Scalia believed that “we are just one race—American,” the ad begins. Then it continues:
He thought affirmative action was wrong. That racial entitlement preserves the way of thinking that produced slavery, racial privilege, and hatred. More than anyone else running for president, Dr. Ben Carson knows about race—and hatred. He was raised in the ghettos of Detroit. He saw the face of hatred, bigotry, and violence firsthand. So when Dr. Carson says we should replace affirmative action with compassionate action, that it’s a fairer way to treat people, we should listen to him.
The ad is consistent with what Carson has been saying throughout the campaign—that left-wing “political correctness” poses a greater threat to the United States than, say, the structural racism that affirmative action seeks to address.

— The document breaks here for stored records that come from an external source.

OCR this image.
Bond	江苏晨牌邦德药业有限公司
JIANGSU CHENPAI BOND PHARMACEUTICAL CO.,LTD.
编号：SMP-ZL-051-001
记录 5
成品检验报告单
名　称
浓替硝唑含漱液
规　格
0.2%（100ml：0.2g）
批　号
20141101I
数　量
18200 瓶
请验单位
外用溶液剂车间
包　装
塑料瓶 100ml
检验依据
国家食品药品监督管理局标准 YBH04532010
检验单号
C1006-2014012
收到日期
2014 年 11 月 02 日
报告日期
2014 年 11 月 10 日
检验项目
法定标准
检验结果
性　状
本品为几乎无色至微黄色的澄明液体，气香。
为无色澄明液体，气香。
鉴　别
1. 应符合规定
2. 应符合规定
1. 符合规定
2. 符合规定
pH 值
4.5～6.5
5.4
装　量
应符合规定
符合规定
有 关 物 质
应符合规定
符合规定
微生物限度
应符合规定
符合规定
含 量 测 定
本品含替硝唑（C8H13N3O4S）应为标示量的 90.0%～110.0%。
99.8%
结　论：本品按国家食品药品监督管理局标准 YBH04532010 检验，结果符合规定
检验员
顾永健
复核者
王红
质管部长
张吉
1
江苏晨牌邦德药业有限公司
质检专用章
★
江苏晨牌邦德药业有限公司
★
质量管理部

And with this radio spot, the only African American candidate in the race is seeking to win back GOP voters by citing the fellow whom many conservatives embraced as their movement’s most prominent anti-PC crusader. As the ad notes—in something of a non sequitur—”Judge Scalia’s life has taught us, if you’ve lived the life you believe in, you’ve earned the right to speak about what it has taught you. The rest is just political correctness.”